A Justiça do Trabalho proibiu um posto no Recife de obrigar funcionárias a usar calça legging e cropped. A empresa deve fornecer novos uniformes sob pena de multa diária. A decisão ocorreu após denúncia de frentista e ação do sindicato.

Justiça proíbe que posto exija que funcionárias vistam roupas que reflitam
Justiça proíbe que posto exija que funcionárias vistam roupas que reflitam "vulnerabilidade" (Foto: Sinpospetro-PE)

A Justiça do Trabalho determinou que o Posto Power, localizado no Recife, pare de exigir que funcionárias usem calça legging e camiseta cropped como uniforme. A decisão foi expedida pela 10ª Vara do Trabalho do Recife, e divulgada pelo Tribunal Regional do Trabalho da 6ª Região (TRT6), na quarta-feira (12).

A liminar, assinada pela juíza Ana Isabel Koury, na sexta-feira (7), obriga a empresa FFP Comércio de Combustíveis Ltda, responsável pelo posto, a fornecer novos uniformes — compostos por calças de corte reto e camisas de comprimento padrão — em até cinco dias.

Caso descumpra a decisão, o posto deverá pagar multa diária de R$ 500 por funcionária.

Decisão judicial e multa diária

Na decisão, a magistrada destacou que as fotos anexadas ao processo mostram roupas “justas e curtas”, que “expõem, de forma desnecessária, o corpo das trabalhadoras” e “desvirtuam a finalidade protetiva do uniforme”.

Segundo Koury, a prática causa “constrangimento, vulnerabilidade e potencial assédio” às funcionárias.

Denúncia partiu de frentista

O processo foi movido pelo Sindicato dos Empregados em Postos de Combustíveis de Pernambuco, após uma frentista procurar a entidade. Inicialmente, ela denunciou a falta de recolhimento do FGTS, mas também relatou o mal-estar e o abalo emocional por ser obrigada a usar roupas consideradas inapropriadas.

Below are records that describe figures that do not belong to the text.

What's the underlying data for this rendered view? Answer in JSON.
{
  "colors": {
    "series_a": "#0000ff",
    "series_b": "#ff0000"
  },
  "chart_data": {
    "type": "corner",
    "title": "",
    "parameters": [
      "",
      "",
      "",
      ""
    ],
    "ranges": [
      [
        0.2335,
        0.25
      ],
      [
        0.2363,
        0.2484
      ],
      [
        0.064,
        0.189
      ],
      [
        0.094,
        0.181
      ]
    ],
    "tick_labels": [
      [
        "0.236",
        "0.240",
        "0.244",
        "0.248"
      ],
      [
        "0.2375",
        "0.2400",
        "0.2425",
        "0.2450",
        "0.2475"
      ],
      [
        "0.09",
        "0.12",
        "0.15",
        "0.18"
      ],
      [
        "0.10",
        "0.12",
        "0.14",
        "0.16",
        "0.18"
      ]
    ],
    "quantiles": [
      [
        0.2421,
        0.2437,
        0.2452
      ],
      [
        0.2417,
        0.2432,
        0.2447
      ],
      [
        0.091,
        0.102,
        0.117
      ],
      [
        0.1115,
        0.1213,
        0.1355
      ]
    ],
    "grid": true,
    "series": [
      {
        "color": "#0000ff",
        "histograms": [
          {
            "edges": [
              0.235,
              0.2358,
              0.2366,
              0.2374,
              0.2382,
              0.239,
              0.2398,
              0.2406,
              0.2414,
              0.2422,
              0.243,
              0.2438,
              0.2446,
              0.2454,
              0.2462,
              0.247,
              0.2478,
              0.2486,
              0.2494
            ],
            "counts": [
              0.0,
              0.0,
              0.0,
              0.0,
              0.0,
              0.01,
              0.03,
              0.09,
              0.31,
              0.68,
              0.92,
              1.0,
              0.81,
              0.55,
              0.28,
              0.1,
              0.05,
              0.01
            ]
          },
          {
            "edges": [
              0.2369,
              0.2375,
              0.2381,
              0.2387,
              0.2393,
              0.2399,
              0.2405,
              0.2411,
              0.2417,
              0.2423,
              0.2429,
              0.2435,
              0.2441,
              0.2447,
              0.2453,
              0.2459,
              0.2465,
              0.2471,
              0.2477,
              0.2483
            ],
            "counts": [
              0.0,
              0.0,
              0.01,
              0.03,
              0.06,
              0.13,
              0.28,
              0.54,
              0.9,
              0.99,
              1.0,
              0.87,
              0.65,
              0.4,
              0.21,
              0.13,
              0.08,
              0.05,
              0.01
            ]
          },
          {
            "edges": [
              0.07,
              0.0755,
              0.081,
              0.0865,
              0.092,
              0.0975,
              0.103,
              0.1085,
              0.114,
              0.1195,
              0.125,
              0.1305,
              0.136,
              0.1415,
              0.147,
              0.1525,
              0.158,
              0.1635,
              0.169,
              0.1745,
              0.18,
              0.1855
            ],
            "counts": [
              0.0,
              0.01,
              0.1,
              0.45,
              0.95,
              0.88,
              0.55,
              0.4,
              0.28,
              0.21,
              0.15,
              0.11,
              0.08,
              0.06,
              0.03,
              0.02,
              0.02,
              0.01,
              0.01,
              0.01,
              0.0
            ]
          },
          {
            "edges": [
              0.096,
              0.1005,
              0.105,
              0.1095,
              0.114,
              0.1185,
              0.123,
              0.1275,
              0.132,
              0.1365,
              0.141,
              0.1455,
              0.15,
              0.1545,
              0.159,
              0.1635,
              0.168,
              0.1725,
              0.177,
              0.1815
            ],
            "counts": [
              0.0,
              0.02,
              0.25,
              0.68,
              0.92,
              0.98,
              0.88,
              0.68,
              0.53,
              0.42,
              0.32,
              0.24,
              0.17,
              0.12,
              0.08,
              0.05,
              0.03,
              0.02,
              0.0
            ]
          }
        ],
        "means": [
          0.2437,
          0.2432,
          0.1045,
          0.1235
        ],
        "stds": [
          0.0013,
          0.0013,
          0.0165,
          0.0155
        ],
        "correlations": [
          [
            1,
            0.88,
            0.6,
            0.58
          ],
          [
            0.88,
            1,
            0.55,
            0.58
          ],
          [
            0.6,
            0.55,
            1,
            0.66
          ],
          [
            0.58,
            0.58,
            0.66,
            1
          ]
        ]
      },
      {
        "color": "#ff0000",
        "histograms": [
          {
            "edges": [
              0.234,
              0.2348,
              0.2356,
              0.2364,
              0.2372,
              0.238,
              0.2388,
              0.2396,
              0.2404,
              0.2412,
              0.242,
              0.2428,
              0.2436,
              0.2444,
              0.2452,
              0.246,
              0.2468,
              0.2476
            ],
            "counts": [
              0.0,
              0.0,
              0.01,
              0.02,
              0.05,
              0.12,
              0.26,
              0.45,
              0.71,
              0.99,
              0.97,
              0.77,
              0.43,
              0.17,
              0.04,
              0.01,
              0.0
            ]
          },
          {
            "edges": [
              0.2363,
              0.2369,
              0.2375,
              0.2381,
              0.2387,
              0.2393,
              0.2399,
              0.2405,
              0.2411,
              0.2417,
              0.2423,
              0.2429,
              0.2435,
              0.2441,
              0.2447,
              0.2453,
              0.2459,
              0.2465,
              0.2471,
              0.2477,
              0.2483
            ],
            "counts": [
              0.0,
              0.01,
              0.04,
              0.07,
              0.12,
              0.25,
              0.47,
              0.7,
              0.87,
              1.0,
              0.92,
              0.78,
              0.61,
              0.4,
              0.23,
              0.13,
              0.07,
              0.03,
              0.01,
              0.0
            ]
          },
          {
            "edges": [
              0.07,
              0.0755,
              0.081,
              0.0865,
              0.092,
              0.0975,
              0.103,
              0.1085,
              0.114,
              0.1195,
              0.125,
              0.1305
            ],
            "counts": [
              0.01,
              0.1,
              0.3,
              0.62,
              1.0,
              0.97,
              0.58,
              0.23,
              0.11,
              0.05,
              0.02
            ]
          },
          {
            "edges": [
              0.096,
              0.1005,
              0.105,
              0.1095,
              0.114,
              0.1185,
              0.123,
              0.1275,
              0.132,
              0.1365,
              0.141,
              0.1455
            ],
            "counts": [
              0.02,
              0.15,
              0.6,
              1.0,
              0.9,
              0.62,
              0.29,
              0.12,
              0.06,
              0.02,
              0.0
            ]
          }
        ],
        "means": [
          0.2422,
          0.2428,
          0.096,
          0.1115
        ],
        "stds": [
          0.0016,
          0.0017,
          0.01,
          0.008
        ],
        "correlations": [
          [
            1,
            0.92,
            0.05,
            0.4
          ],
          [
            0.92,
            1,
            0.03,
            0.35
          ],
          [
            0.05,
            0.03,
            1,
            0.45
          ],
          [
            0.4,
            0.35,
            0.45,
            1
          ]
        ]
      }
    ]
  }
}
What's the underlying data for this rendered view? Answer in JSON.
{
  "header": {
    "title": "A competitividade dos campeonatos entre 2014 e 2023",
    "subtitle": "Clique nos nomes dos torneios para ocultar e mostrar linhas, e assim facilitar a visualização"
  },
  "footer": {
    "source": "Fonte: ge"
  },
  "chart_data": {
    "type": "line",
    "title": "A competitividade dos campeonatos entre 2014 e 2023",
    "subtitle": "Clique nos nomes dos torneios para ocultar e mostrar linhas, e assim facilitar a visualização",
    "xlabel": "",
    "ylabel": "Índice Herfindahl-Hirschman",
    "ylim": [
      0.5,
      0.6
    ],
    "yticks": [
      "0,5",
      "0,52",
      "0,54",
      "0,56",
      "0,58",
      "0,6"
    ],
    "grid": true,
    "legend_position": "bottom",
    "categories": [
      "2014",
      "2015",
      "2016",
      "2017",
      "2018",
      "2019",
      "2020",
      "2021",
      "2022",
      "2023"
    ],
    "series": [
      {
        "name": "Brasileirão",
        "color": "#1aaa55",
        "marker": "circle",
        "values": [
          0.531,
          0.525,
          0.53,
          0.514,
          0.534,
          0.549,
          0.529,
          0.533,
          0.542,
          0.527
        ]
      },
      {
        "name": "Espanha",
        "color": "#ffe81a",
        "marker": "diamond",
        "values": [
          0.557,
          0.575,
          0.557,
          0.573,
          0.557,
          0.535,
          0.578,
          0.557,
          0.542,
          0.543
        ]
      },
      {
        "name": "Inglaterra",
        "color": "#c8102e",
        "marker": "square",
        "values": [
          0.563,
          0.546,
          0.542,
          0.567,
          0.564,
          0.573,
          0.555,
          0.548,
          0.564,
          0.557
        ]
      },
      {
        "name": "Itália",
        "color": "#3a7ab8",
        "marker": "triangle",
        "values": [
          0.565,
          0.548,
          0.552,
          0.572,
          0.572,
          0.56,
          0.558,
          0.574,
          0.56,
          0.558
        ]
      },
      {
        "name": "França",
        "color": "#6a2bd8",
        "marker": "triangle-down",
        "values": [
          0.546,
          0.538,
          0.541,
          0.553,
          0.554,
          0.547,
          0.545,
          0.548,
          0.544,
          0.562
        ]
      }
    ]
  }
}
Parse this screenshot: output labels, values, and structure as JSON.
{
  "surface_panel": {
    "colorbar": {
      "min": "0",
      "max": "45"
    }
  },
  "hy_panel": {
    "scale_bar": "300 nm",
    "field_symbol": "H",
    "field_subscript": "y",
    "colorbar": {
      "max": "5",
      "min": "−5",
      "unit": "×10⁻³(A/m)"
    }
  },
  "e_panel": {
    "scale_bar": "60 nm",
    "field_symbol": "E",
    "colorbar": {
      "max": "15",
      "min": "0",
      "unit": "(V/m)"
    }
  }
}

De acordo com o advogado do sindicato, Sérgio da Silva Pessoa, o uso das peças foi imposto após mudança na gestão do posto, em setembro. Ele afirmou ainda que a prática fere a Convenção Coletiva de Trabalho e normas do Ministério do Trabalho, que exigem roupas seguras e resistentes a fogo, o que não é o caso das leggings de elastano.

Mesmo após a decisão judicial, o advogado disse que o posto continua exigindo o uso das roupas e relatou casos de discriminação corporal entre funcionárias. A trabalhadora que fez a denúncia também entrou com ação de rescisão indireta do contrato contra a empresa.

Resposta da empresa administradora

Em nota, a FFP Comércio de Combustíveis afirmou que a decisão “não reflete a realidade dos fatos” e que pretende recorrer. A empresa também disse que as fotos apresentadas pelo sindicato “não dizem respeito a funcionárias da empresa” e que as mulheres nas imagens “não utilizam o fardamento oficial”.